To facilitate production.

Design, considered carefully, addresses numerous concerns, such as:

Need (purpose, function, service);
Audience (user, reader, literacy, cultural differences, global relations);
Ergonomics (access, utility, legibility);
Values (point-of-view, past-present-future, humanism, dignity, beauty);
Technology (computers, printing, production);
Business (non-profit, community relations, promotion).

Why are contributions and concerns so important to what we do?

The Humanity Initiative requires a comprehensive design language to help represent the complex set of elements that play a role in our communication: ideas, identity, information, values, attitudes, qualities, actions. We have already begun to characterize this system in our stationery and other items for general purposes, and for our journal,humanity.

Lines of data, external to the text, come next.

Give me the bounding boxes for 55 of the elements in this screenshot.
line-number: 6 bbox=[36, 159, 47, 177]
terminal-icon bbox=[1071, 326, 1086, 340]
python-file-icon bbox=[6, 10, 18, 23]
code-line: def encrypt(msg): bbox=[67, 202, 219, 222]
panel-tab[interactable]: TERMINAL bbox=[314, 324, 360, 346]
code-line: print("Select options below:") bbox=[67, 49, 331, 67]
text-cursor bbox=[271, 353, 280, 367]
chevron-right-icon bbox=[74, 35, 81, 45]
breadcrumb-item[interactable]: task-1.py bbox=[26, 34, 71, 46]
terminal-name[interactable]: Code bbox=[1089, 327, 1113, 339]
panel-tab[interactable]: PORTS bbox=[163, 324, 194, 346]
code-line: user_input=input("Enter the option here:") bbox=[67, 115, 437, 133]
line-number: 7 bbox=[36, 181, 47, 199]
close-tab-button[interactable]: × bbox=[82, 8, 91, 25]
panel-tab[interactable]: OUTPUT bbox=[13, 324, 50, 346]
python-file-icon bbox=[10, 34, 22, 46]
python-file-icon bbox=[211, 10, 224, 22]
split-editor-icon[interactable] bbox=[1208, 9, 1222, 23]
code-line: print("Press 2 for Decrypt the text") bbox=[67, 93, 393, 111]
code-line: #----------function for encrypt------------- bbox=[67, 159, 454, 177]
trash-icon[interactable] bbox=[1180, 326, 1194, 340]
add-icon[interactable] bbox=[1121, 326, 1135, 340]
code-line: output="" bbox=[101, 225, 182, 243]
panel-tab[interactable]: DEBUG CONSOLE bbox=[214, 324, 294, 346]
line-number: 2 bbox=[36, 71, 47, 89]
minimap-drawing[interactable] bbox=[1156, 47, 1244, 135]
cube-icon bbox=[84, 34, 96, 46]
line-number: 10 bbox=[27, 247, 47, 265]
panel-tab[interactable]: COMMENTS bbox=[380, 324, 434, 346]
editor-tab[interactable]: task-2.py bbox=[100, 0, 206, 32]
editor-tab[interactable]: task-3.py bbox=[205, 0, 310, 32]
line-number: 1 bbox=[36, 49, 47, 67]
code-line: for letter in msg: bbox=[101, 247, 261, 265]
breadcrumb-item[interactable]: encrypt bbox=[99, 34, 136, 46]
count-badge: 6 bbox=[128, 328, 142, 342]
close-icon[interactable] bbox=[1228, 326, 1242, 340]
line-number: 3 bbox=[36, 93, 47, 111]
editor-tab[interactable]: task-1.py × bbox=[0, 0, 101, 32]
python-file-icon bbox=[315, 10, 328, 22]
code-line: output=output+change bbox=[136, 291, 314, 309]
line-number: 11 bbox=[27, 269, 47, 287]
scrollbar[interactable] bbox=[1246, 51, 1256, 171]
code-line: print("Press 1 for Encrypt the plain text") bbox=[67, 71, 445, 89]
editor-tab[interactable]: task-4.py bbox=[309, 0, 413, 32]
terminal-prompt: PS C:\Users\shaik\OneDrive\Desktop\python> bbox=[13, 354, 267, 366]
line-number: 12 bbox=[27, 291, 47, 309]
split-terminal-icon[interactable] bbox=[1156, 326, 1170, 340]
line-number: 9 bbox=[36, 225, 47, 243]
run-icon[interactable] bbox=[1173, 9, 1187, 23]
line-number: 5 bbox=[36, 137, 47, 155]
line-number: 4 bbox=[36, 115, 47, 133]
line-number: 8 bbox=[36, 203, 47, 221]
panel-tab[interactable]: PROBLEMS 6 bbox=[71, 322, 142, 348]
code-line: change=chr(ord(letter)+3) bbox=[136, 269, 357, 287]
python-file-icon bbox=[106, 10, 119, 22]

Further development of this language continues as we apply this to all means we communicate with (e.g. the website, the folklore series, newsletters). Moreover, being itself an expression of humanity, we consider this language a living system that at once provides consistent identity to link the Foundation (with stability and dignity), yet is dynamic enough to change with the times and specific needs.

THI is not about mere facts and statistical data, for which a simple language is sufficient. The material we offer concerns a great deal of heart and soul, and intends to exchange, provoke, deepen and enlighten. For THI to stimulate the poetry that is so important to the human spirit, design and editorial architecture must engage as equal partners. Only then can our journal, website or any other mediating form foster a dynamic union of conversing creators, including all those who participate in this process.

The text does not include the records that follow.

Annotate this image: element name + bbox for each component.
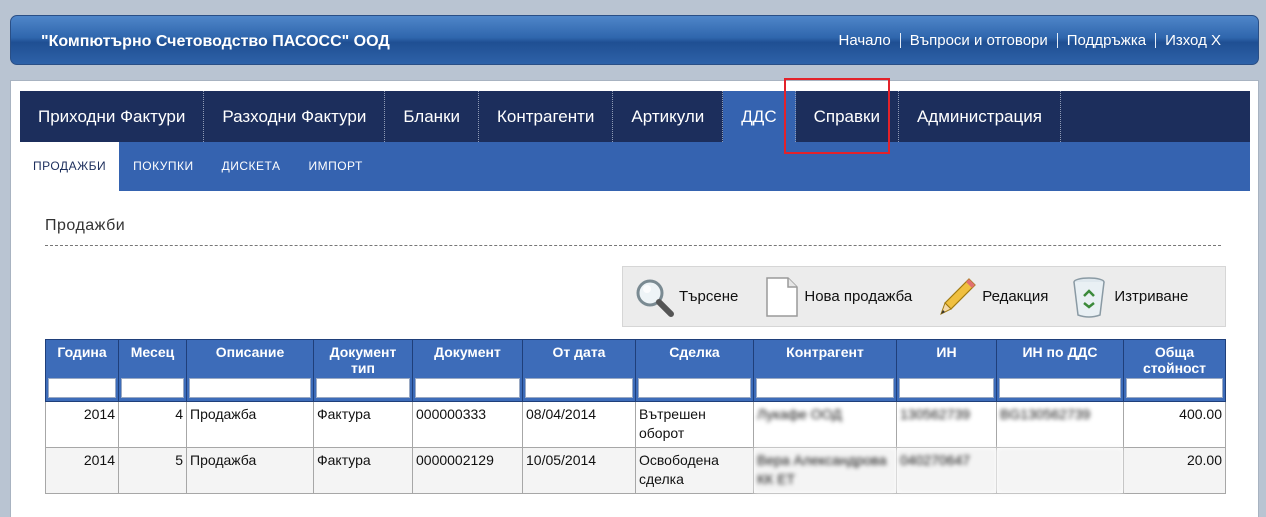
- filter-document-type-input[interactable]: [316, 378, 410, 398]
- nav-income-invoices[interactable]: Приходни Фактури: [20, 91, 205, 142]
- subnav-sales[interactable]: ПРОДАЖБИ: [20, 142, 120, 191]
- cell-from-date: 08/04/2014: [522, 401, 636, 448]
- cell-deal: Освободена сделка: [635, 447, 754, 494]
- magnifier-icon: [633, 276, 675, 318]
- nav-expense-invoices[interactable]: Разходни Фактури: [204, 91, 386, 142]
- cell-deal: Вътрешен оборот: [635, 401, 754, 448]
- cell-vat-id: [996, 447, 1124, 494]
- filter-description-input[interactable]: [189, 378, 311, 398]
- main-nav: Приходни Фактури Разходни Фактури Бланки…: [20, 91, 1250, 142]
- search-button[interactable]: Търсене: [633, 266, 738, 327]
- cell-from-date: 10/05/2014: [522, 447, 636, 494]
- cell-description: Продажба: [186, 447, 314, 494]
- filter-deal-input[interactable]: [638, 378, 751, 398]
- filter-month-input[interactable]: [121, 378, 184, 398]
- page-title: Продажби: [45, 217, 126, 234]
- cell-month: 5: [118, 447, 187, 494]
- nav-contractors[interactable]: Контрагенти: [479, 91, 614, 142]
- filter-vat-id-input[interactable]: [999, 378, 1121, 398]
- subnav-import[interactable]: ИМПОРТ: [294, 142, 376, 191]
- cell-id-number: 040270647: [896, 447, 997, 494]
- cell-month: 4: [118, 401, 187, 448]
- nav-reports[interactable]: Справки: [796, 91, 899, 142]
- link-home[interactable]: Начало: [829, 33, 899, 48]
- filter-total-value-input[interactable]: [1126, 378, 1223, 398]
- company-name: "Компютърно Счетоводство ПАСОСС" ООД: [41, 33, 390, 50]
- cell-document-type: Фактура: [313, 447, 413, 494]
- cell-contractor: Вера Александрова КК ЕТ: [753, 447, 897, 494]
- col-contractor: Контрагент: [753, 339, 897, 402]
- nav-articles[interactable]: Артикули: [613, 91, 724, 142]
- sub-nav: ПРОДАЖБИ ПОКУПКИ ДИСКЕТА ИМПОРТ: [20, 142, 1250, 191]
- col-deal: Сделка: [635, 339, 754, 402]
- cell-vat-id: BG130562739: [996, 401, 1124, 448]
- delete-button[interactable]: Изтриване: [1070, 266, 1188, 327]
- table-row[interactable]: 2014 5 Продажба Фактура 0000002129 10/05…: [45, 447, 1226, 494]
- cell-id-number: 130562739: [896, 401, 997, 448]
- link-support[interactable]: Поддръжка: [1056, 33, 1155, 48]
- col-document-type: Документ тип: [313, 339, 413, 402]
- cell-year: 2014: [45, 447, 119, 494]
- app-header: "Компютърно Счетоводство ПАСОСС" ООД Нач…: [10, 15, 1259, 65]
- filter-id-number-input[interactable]: [899, 378, 994, 398]
- table-header-row: Година Месец Описание Документ тип Докум…: [45, 339, 1226, 402]
- nav-forms[interactable]: Бланки: [385, 91, 480, 142]
- cell-year: 2014: [45, 401, 119, 448]
- link-logout[interactable]: Изход X: [1155, 33, 1230, 48]
- table-row[interactable]: 2014 4 Продажба Фактура 000000333 08/04/…: [45, 401, 1226, 448]
- edit-button[interactable]: Редакция: [938, 266, 1048, 327]
- cell-document: 0000002129: [412, 447, 523, 494]
- delete-label: Изтриване: [1114, 288, 1189, 305]
- col-description: Описание: [186, 339, 314, 402]
- col-year: Година: [45, 339, 119, 402]
- subnav-diskette[interactable]: ДИСКЕТА: [208, 142, 295, 191]
- edit-label: Редакция: [982, 288, 1049, 305]
- filter-document-input[interactable]: [415, 378, 520, 398]
- link-faq[interactable]: Въпроси и отговори: [899, 33, 1057, 48]
- col-id-number: ИН: [896, 339, 997, 402]
- cell-total-value: 400.00: [1123, 401, 1226, 448]
- subnav-purchases[interactable]: ПОКУПКИ: [119, 142, 207, 191]
- document-icon: [764, 276, 800, 318]
- filter-year-input[interactable]: [48, 378, 116, 398]
- search-label: Търсене: [679, 288, 739, 305]
- title-divider: [45, 245, 1221, 246]
- nav-administration[interactable]: Администрация: [899, 91, 1061, 142]
- recycle-bin-icon: [1070, 276, 1108, 318]
- cell-document-type: Фактура: [313, 401, 413, 448]
- cell-total-value: 20.00: [1123, 447, 1226, 494]
- col-month: Месец: [118, 339, 187, 402]
- cell-description: Продажба: [186, 401, 314, 448]
- filter-contractor-input[interactable]: [756, 378, 894, 398]
- new-sale-button[interactable]: Нова продажба: [764, 266, 912, 327]
- filter-from-date-input[interactable]: [525, 378, 633, 398]
- toolbar: Търсене Нова продажба Редакция Изтриване: [622, 266, 1226, 327]
- content-panel: Приходни Фактури Разходни Фактури Бланки…: [10, 80, 1259, 517]
- col-from-date: От дата: [522, 339, 636, 402]
- new-sale-label: Нова продажба: [804, 288, 913, 305]
- col-document: Документ: [412, 339, 523, 402]
- pencil-icon: [938, 276, 978, 318]
- sales-table: Година Месец Описание Документ тип Докум…: [45, 339, 1226, 494]
- cell-document: 000000333: [412, 401, 523, 448]
- nav-vat[interactable]: ДДС: [723, 91, 796, 142]
- col-total-value: Обща стойност: [1123, 339, 1226, 402]
- cell-contractor: Лукафе ООД: [753, 401, 897, 448]
- col-vat-id: ИН по ДДС: [996, 339, 1124, 402]
- top-links: Начало Въпроси и отговори Поддръжка Изхо…: [829, 33, 1230, 48]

Therefore, as with poetry and art, what our material requires from those who participate is a thoughtful and contemplative engagement with what is presented. This often means to exact from the reader/viewer/participant a willingness to take time – not only to interact and interpret, but also to return to consider it further. Consequently The Humanity Initiative intends to pay similar attention to both its design language, considering it more than a mere technical problem, and its rather true sense of artistic endeavor.

Good design requires sensitivity toward all aspects of human interaction with objects and information. Just as a single part has no meaning in isolation, a single means has limited capacity to invigorate human intelligence.

Design aids our movements, our actions and interactions with things. For The Humanity Initiative, design, as the essential bridge to the soul, has the capacity to energize or quiet, speed up or slow down our movements and actions – and yet to bring all of these motions together in some uninterrupted rhythmic harmony, like a flowing stream. All the individual parts, visible but perhaps unnoticed, brought into relation by careful design operate to help serve their cooperative essence. Throughout its means to communicate, THI is in search of establishing that same sense of wholeness in which all the parts can dance with our human spirit.

If done with proper care and attention, design becomes an instrument for awakening. Its very means can bring into question our habitual human tendencies (a quickness to judge, the guarding of viewpoint, attachment to convenience, habit and convention). It can challenge us to keep an open mind and not limit perception. Just as we know that difference helps to broaden vision, and contrast serves to enrich perception, so will design serve to stimulate our minds and broaden our awareness. Design at its best enables us to open our senses so we can tune into the invisible and find ourselves moved toward a place of more inspired understanding.